Department of Infectious Diseases and Hepatology, Pomeranian Medical University, Szczecin, Poland.
PLoS One. 2011;6(7):e22215. doi: 10.1371/journal.pone.0022215. Epub 2011 Jul 18.
Investigation of the interplay between the CCR5 Δ32/wt genotype and demographic, epidemiological, clinical and immunological factors associated with mortality in the cART era.
Longitudinal data from 507 HIV-infected patients following the Δ32 allele detection were analyzed.
Cumulative 15 years mortality was calculated using Kaplan-Meyer methodology. Hazard ratios were estimated using univariate Cox models. Basing on Akakie information criteria and statistical significance multivariate Cox model was constructed and effect plots presenting adjusted hazard ratio time-dependency were drawn. Analysis of the association of all-cause mortality and CCR5 Δ32/wt genotype prior to the antiretroviral treatment (cART) initiation (n = 507) and on the therapy (n = 422) was also performed.

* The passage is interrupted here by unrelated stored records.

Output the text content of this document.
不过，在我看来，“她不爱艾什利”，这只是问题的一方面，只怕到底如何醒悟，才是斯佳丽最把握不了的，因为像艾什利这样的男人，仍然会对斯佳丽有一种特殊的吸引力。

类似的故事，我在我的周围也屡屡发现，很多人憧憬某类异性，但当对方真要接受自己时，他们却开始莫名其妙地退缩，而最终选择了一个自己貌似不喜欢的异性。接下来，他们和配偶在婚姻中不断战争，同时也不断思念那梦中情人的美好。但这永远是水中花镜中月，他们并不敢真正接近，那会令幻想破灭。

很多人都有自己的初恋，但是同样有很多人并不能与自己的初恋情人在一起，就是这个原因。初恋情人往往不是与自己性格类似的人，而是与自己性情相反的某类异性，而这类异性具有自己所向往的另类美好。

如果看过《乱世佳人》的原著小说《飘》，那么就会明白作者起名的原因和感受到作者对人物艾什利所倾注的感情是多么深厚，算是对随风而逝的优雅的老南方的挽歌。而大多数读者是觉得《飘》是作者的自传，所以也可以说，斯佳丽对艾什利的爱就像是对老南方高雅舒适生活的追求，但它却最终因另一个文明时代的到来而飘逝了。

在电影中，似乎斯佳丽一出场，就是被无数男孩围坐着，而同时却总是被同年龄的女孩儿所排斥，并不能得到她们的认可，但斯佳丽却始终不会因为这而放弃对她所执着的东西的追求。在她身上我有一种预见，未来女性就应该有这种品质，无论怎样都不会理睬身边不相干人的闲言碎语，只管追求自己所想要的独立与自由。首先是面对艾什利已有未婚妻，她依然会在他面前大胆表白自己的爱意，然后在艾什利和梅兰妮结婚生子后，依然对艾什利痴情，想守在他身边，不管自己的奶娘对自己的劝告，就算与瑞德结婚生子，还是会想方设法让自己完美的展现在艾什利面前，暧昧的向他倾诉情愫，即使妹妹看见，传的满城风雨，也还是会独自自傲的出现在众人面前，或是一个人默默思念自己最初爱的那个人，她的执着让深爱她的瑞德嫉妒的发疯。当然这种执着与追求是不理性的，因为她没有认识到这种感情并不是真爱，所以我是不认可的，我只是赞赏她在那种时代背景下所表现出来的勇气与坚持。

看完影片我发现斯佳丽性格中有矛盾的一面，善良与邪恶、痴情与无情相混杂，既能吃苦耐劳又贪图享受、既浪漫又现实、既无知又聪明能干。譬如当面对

A mortality rate of 2.66 (CI 2.57-3.19) per 100 person-years was observed. Univariate analysis factors modifying the risk of death included the CCR5 genotype, gender, history of cART, AIDS diagnosis and also CD4 lymphocyte nadir, zenith, the latest CD4 count and stable levels >500 cells/µl. For multivariate analysis the following predictors were selected: CCR5 genotype (HR for wt/wt 2.53, CI 1.16-5.53, p = 0.02), gender (HR for males 1.91, 95%CI 1.1-3.36, p = 0.023), introduction of combined antiretroviral treatment (HR 4.85, CI 3.0-7.89, if untreated or treated <1 month, p<0.0001) CD4 count of 500 cells/µl for six months or more (HR 4.16, CI 1.95-8.88 if not achieved, p = 0.028), the latest CD4 count (HR 5.44, CI 3.39-8.74 for <100 cells/µl, p<0.0001) and history of AIDS (HR 1.69, CI 1.03-2.79, p = 0.039). Among untreated individuals the Δ32/wt genotype was associated with notably better survival (p = 0.026), while among cART treated individuals the Δ32 mutation did not correlate significantly with higher survival rates (p = 0.23).
The Δ32 CCR5 allele is associated with a reduction of the risk of all-cause mortality in HIV (+) patients alongside clinical and immunologic predictors such as AIDS, history of cART, lymphocyte CD4 cell count and gender.
探讨 CCR5Δ32/wt 基因型与 cART 时代与死亡率相关的人口统计学、流行病学、临床和免疫学因素之间的相互作用。
对 507 例检测到Δ32 等位基因的 HIV 感染患者的纵向数据进行了分析。
使用 Kaplan-Meier 方法计算了 15 年的累计死亡率。使用单变量 Cox 模型估计风险比。基于赤池信息量准则和统计学意义,构建了多变量 Cox 模型,并绘制了呈现调整后风险比时间依赖性的效应图。还分析了在开始抗逆转录病毒治疗 (cART) 之前(n = 507)和治疗期间(n = 422)所有原因死亡率与 CCR5Δ32/wt 基因型的相关性。
观察到每 100 人年 2.66(CI 2.57-3.19)的死亡率。单变量分析中,改变死亡风险的因素包括 CCR5 基因型、性别、cART 史、艾滋病诊断以及 CD4 淋巴细胞最低点、最高点和最新 CD4 计数以及稳定水平>500 个细胞/µl。多变量分析中选择了以下预测因子:CCR5 基因型(wt/wt 为 2.53,CI 1.16-5.53,p = 0.02)、性别(男性为 1.91,95%CI 1.1-3.36,p = 0.023)、联合抗逆转录病毒治疗的引入(未治疗或治疗<1 个月时为 4.85,CI 3.0-7.89,p<0.0001)、CD4 计数 500 个细胞/µl 持续 6 个月或更长时间(未达到时为 4.16,CI 1.95-8.88,p = 0.028)、最新 CD4 计数(<100 个细胞/µl 时为 5.44,CI 3.39-8.74,p<0.0001)和艾滋病史(HR 1.69,CI 1.03-2.79,p = 0.039)。在未治疗的个体中,Δ32/wt 基因型与显著更好的生存相关(p = 0.026),而在接受 cART 治疗的个体中,Δ32 突变与更高的生存率无显著相关性(p = 0.23)。
在 HIV(+)患者中,Δ32 CCR5 等位基因与 AIDS、cART 史、淋巴细胞 CD4 细胞计数和性别等临床和免疫预测因子一起,与全因死亡率降低相关。